Valutazione delle mobilitazioni per Ceuta

In un altro ordine di cose, il vicepresidente primo della Junta ha valutato le concentrazioni tenutesi mercoledì scorso davanti a numerosi comuni spagnoli in sostegno a Ceuta per la situazione generata dopo l'arrivo massiccio di immigrati alla fine di luglio. A suo avviso, "l'Andalusia ha risposto come doveva fare, stando al fianco di un popolo che ha bisogno di sostegno, affetto, risposte e soluzioni".

"Sostenere Ceuta è difendere la Spagna", ha affermato Sanz, che ha considerato che il PSOE "si è sbagliato in modo grave" allontanandosi da tale convocazione, ritenendo che in quelle mobilitazioni "doveva esserci tutto il mondo" e che non erano "contro nessuno", ma "di difesa di Ceuta, di affetto" verso una città autonoma con cui l'Andalusia "ha una relazione di straordinaria fratellanza", così come con Melilla.

Il dirigente andaluso, che ha partecipato alla concentrazione tenutasi a Siviglia, ha ammesso che lì ha sentito "grida contro Pedro Sánchez", che ha attribuito all'"indignazione" che, a suo avviso, provano molti cittadini dopo che lo stesso presidente del Governo "ha dichiarato" che quanto accaduto a Ceuta "si trattava di un'invasione territoriale" e, successivamente, "è andato in vacanza", quando "le questioni di sicurezza nazionale non possono andare in vacanza", come ha sottolineato.
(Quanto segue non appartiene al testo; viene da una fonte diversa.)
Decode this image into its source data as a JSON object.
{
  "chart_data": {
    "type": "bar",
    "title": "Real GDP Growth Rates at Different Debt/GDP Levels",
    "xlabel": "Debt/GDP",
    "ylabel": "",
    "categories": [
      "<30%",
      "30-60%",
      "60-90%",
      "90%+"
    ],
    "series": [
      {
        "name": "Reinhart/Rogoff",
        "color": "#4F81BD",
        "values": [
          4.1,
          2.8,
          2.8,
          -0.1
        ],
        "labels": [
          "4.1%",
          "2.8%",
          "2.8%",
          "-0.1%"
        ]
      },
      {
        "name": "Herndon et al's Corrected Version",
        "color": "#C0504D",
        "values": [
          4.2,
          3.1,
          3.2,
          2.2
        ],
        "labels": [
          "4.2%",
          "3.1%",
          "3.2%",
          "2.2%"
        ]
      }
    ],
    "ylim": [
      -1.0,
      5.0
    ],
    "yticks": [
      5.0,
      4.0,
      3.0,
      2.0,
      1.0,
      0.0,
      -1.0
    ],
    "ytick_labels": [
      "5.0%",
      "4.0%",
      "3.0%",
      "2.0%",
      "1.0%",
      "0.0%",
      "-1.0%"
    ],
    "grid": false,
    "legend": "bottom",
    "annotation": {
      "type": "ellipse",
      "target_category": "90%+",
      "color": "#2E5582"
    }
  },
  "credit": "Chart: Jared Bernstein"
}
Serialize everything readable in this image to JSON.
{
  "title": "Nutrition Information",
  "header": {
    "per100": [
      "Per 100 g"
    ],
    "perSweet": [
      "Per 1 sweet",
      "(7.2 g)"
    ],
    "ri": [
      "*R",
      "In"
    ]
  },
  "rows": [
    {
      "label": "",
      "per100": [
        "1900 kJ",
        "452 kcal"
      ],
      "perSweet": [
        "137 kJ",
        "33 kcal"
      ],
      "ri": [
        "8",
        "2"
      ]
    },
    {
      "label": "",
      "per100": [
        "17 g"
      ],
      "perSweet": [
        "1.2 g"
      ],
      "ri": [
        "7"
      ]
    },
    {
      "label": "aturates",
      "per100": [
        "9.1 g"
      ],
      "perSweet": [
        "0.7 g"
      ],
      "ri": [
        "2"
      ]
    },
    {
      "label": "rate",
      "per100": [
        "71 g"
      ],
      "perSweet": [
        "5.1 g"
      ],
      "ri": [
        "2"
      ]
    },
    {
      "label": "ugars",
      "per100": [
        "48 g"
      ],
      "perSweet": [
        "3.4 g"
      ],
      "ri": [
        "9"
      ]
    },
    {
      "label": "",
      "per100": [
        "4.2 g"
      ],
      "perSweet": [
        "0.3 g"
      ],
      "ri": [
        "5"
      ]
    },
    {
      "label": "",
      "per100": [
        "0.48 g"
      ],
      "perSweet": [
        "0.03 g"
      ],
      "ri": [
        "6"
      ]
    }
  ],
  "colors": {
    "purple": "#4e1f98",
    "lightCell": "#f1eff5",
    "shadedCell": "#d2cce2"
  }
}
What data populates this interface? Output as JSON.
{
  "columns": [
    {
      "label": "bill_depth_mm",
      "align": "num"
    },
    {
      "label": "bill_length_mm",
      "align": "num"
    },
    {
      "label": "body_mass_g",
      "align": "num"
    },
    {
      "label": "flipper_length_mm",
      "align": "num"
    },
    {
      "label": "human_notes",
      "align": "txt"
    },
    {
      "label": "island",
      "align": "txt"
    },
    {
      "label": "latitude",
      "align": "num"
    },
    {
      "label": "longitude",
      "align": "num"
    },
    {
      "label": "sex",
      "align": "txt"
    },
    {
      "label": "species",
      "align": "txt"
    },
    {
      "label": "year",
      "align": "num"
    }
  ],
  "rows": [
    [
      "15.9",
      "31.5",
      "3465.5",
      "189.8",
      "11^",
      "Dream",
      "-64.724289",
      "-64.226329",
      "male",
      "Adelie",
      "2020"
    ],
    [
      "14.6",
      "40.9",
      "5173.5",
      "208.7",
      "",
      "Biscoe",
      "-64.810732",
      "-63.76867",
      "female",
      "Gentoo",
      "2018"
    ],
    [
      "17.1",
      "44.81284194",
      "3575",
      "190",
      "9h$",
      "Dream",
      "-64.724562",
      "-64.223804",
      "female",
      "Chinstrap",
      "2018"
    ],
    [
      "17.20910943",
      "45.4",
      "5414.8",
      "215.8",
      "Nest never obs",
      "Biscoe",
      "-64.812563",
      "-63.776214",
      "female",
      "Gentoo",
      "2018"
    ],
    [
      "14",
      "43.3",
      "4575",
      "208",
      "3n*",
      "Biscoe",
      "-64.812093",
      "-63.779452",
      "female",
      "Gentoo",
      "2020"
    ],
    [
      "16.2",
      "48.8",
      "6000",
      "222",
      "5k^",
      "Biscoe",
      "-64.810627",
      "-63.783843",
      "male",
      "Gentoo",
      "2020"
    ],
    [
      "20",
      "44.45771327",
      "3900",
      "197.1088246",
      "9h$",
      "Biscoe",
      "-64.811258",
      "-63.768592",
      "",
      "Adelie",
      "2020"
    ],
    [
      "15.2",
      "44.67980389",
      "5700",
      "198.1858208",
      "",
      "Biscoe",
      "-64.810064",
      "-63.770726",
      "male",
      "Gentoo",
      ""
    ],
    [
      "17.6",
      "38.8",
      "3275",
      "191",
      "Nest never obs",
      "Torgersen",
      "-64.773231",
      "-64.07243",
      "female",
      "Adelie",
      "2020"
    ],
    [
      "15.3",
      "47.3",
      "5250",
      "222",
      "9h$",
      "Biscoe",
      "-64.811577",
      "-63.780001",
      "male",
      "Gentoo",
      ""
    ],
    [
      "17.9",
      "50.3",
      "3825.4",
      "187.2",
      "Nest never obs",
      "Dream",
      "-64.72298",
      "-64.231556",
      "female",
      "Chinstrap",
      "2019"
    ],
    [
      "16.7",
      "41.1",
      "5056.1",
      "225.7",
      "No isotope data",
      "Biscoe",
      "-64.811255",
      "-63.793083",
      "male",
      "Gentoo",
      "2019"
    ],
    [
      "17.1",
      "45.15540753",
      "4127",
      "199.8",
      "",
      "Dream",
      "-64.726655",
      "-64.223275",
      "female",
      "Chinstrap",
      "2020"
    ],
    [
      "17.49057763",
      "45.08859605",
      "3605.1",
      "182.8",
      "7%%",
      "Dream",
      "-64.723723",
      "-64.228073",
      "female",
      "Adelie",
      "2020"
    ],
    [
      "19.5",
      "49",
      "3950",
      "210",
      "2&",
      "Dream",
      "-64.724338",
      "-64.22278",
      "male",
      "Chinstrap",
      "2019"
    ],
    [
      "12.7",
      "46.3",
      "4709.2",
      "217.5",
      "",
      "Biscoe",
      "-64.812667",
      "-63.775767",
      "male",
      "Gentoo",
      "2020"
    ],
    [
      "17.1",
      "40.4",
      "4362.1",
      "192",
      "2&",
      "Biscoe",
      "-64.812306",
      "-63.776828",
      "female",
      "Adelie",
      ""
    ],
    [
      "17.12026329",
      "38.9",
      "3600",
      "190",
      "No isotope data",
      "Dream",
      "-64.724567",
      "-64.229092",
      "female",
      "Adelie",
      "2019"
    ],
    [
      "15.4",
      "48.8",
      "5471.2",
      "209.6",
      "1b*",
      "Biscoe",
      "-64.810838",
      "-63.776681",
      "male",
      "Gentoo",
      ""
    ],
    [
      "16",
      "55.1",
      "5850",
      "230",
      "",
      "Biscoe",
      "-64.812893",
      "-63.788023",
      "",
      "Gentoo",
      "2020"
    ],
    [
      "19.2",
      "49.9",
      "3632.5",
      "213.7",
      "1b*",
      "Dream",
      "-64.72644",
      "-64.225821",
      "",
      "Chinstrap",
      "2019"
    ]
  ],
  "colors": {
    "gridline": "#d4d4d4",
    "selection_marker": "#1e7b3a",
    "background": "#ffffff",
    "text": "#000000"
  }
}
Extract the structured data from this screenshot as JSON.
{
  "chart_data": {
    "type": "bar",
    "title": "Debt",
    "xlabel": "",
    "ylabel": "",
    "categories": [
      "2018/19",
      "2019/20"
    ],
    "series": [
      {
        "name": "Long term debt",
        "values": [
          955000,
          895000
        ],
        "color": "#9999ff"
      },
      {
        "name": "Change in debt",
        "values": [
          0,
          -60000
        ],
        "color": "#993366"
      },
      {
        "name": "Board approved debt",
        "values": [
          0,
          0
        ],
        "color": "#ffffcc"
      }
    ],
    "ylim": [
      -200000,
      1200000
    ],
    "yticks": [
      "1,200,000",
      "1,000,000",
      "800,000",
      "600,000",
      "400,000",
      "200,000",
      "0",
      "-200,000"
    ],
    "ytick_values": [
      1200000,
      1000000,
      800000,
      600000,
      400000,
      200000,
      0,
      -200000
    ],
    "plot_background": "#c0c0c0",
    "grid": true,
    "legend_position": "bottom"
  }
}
"Quando c'è una questione di Stato, c'è una questione di invasione territoriale, quando ciò che è in gioco è la sicurezza nazionale, la sicurezza nazionale non può andare in vacanza, e io credo che questa sia l'indignazione" che percepisce tra i cittadini, "ma anche (per) la mancanza di risposta e le bugie" che, a suo avviso, sono provenute anch'esse dall'Esecutivo centrale.

Sanz ha concluso sottolineando che questo mercoledì ha ascoltato "critiche più forti contro Pedro Sánchez", ma che "ciò che si cercava" con la convocazione di mobilitazioni "proposta" dalla Federazione Spagnola dei Comuni e Province (FEMP) "era unire tutti gli spagnoli in difesa di Ceuta, e questo, da certo, si è dimostrato", secondo quanto ha valutato per concludere.